If you’ve ever sold a home, be it townhome, condominium or single-family home, you know it’s all about setting yourself up for seller’s success.
Regardless of the circumstances surrounding your decision — perhaps a job transfer necessitates a quick sell — you want to give your real estate professional the best chance to move your current home quickly, and for maximum profit.
When you don’t, the moving process can screech to a halt. Here are some listing mistakes to avoid.
Your house is empty, or looks lived-in
Before you go to market, your home should prepped for its closeups with prospective buyers.
If you must move before you sell and leave it empty, that’s not a deal breaker, although sellers generally like to see enough furnishings to get a true sense of living space.
What does break deals is a still-occupied home that’s messy and dated. Do the necessary repairs, upgrades and decluttering. Seek a professional home stager if interior design isn’t your gift. Do what you have to, to make your home appealing.
Your niece took the listing photos
That’s okay if she’s a professional photographer, but let’s avoid badly lit photos taken with a cell phone.
Allot a portion of your moving budget to hiring a pro photographer for your listing shots. Bonus points if that photographer’s specialty is real estate photography. Your agent probably knows people who do this for a living, and can refer them to you.
A third-grader wrote your listing description
How do you know?
It sounds like a log cabin, or is so over the top that you don’t know the meaning of all the adjectives.
Writing listings is harder than you’d think, even for real estate pros who do it regularly. If you’re good with language, volunteer to write your listing description. Provide proof that you can, such as the fact you pen your company’s monthly newsletters, and your agent might be more inclined for you to give it a go.
Whatever you do, don’t tell him or her, “I read the listings for your most recent 20 sales and they must’ve sold despite your descriptions.” That won’t help your business relationship.
Simply volunteer to write your own listing, or at the least, ask for approval over the final copy.
Your house has been on the market for months
It’s trying to tell you something.
It’s not selling, and you should take it off the proverbial public clothesline and figure out why.

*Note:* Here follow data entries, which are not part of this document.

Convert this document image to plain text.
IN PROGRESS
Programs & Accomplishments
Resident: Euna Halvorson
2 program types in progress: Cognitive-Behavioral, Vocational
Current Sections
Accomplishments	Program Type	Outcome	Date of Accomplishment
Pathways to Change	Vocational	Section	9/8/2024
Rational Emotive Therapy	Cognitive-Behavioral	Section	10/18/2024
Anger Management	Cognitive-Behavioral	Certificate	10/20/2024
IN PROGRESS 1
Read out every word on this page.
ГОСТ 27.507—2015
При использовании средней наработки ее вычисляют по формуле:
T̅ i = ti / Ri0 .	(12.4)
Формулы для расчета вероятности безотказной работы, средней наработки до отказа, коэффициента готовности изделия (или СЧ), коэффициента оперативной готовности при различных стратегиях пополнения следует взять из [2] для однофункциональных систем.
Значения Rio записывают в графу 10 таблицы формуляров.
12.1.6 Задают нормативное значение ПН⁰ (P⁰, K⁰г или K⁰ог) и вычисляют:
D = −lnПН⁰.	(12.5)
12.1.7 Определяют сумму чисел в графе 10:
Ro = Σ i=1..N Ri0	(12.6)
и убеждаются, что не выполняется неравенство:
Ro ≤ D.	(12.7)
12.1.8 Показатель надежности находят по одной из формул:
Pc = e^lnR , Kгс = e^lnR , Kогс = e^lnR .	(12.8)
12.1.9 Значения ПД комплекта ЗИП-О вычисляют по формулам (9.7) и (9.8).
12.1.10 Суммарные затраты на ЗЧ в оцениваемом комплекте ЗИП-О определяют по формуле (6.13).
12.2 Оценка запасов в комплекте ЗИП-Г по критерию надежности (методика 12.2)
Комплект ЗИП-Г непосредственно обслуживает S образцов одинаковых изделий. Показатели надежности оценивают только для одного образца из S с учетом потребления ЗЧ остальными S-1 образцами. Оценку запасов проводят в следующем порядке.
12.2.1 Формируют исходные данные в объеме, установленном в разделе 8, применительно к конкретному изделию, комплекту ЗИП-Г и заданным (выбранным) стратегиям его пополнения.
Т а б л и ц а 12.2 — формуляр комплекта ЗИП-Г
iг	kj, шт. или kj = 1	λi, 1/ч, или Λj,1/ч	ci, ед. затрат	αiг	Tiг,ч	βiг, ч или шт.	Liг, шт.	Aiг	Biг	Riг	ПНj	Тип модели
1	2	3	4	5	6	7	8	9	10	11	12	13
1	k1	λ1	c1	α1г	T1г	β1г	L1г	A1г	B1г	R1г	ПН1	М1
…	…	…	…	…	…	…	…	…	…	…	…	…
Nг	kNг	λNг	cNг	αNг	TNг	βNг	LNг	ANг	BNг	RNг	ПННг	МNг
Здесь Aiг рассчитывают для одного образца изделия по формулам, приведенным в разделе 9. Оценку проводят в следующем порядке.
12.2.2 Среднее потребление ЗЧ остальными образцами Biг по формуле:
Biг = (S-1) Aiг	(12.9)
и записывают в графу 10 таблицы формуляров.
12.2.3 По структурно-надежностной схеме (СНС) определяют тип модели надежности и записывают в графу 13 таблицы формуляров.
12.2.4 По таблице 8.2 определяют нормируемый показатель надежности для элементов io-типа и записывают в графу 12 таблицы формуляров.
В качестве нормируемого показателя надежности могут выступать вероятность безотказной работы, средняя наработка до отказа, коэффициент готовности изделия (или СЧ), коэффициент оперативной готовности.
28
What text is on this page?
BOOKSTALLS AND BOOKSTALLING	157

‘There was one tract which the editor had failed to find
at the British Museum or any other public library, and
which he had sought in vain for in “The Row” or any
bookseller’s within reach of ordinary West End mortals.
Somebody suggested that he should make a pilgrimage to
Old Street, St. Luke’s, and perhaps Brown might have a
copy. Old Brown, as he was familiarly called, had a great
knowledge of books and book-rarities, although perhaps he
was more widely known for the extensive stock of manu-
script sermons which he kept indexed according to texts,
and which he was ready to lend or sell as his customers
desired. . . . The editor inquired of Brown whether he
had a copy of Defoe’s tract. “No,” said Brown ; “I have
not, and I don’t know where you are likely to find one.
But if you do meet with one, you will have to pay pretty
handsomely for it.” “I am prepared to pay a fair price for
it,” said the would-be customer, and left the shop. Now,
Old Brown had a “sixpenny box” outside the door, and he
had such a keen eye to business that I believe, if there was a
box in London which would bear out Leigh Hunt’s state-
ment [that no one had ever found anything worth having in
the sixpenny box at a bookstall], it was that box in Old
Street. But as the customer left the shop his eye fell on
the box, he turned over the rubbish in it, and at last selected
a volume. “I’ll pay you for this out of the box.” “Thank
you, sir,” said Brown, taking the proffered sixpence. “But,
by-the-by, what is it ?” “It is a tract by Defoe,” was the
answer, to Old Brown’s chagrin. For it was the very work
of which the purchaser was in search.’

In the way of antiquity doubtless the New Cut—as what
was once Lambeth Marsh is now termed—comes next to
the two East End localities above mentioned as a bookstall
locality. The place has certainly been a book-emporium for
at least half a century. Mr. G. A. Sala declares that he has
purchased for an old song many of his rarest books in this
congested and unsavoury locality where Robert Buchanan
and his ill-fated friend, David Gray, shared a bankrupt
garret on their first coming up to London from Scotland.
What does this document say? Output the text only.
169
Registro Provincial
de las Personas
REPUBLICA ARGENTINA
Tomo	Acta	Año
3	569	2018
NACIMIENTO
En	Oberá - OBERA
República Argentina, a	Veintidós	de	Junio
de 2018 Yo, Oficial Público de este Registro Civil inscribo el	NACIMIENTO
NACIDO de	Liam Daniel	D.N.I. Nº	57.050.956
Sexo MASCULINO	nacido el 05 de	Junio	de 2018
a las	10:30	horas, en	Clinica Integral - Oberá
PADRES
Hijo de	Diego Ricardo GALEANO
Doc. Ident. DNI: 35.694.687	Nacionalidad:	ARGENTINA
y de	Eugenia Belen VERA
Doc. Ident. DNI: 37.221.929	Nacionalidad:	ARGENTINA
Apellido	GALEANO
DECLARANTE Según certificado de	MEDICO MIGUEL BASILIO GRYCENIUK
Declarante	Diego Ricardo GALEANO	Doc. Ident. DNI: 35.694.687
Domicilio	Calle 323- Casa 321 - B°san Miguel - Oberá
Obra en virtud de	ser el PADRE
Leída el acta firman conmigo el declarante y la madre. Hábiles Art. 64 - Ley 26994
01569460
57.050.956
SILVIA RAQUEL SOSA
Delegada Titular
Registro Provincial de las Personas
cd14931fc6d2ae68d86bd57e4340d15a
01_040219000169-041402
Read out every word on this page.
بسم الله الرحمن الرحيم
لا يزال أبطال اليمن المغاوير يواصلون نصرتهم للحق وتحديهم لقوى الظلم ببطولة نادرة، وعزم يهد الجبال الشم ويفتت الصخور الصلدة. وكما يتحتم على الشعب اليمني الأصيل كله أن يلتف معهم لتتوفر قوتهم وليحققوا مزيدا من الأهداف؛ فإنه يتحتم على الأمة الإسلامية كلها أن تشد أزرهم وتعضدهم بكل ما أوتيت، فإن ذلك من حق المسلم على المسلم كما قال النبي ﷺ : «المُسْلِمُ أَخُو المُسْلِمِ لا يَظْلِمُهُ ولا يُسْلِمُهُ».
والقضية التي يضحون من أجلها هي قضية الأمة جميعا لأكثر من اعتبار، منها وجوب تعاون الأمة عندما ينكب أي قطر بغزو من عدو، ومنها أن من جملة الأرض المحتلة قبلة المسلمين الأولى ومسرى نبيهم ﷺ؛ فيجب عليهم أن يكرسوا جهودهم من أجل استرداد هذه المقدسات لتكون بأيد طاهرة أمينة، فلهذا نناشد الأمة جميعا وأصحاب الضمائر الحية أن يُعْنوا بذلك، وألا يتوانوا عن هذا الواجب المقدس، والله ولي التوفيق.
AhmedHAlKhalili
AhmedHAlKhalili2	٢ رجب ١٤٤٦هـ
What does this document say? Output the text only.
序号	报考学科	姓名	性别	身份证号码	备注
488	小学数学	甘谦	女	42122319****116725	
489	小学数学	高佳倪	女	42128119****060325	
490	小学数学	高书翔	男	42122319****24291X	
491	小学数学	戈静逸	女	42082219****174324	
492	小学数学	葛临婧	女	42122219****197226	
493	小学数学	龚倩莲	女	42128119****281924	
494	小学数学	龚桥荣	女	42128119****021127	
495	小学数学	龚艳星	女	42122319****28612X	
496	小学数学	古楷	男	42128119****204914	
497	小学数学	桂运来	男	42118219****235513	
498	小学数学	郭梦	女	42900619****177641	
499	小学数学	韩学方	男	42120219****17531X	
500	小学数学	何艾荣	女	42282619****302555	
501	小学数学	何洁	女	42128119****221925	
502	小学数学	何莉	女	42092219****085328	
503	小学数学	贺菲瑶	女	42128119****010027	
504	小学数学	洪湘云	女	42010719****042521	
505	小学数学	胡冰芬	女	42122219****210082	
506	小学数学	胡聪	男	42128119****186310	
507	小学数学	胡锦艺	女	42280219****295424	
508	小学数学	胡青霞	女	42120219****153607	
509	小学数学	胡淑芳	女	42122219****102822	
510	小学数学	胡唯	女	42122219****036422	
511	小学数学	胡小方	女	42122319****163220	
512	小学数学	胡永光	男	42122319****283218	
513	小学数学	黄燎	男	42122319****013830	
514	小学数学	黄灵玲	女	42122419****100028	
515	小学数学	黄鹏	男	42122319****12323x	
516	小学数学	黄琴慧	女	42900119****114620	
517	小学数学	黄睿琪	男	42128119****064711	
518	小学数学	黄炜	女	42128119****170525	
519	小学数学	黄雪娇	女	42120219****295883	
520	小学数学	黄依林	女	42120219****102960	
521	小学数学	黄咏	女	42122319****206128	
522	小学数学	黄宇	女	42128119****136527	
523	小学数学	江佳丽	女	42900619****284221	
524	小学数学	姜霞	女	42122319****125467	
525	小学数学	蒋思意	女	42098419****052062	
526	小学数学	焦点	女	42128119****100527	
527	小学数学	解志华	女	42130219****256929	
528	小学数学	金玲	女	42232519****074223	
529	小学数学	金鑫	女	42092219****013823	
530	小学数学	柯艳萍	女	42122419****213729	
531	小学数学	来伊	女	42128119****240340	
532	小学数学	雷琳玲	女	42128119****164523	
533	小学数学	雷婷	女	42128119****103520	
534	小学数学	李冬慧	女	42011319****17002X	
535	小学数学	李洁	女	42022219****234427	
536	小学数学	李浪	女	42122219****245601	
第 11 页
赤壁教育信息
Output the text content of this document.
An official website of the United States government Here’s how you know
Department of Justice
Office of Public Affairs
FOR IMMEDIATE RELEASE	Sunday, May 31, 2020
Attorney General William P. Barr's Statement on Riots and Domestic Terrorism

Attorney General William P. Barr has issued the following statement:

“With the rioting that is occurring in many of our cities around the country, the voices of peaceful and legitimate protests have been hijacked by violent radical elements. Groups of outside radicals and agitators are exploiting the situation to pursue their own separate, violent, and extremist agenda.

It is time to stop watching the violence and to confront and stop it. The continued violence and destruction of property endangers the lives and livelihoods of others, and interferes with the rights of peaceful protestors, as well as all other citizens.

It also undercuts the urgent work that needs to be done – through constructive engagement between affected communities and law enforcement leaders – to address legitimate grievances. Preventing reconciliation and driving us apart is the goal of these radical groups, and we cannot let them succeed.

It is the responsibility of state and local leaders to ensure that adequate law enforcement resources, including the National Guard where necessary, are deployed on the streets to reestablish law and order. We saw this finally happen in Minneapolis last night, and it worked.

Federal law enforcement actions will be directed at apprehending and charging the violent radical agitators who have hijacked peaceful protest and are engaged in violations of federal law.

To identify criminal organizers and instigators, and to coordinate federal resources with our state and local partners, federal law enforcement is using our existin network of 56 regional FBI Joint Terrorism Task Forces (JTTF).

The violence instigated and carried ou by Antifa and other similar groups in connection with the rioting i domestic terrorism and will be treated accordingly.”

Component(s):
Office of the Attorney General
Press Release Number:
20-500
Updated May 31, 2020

One or all the reasons we’ve discussed could be factors, or you may need to change agents. Or, it may have nothing to do with the quality of your representation, listing and showing. It may depend on the location and health of the surrounding real estate market.
Your agent should brief you on all these factors early on, but usually, more than one month on the market without serious offers can cause prospective buyers to wonder why it hasn’t sold.
Time to punt and retool your strategy.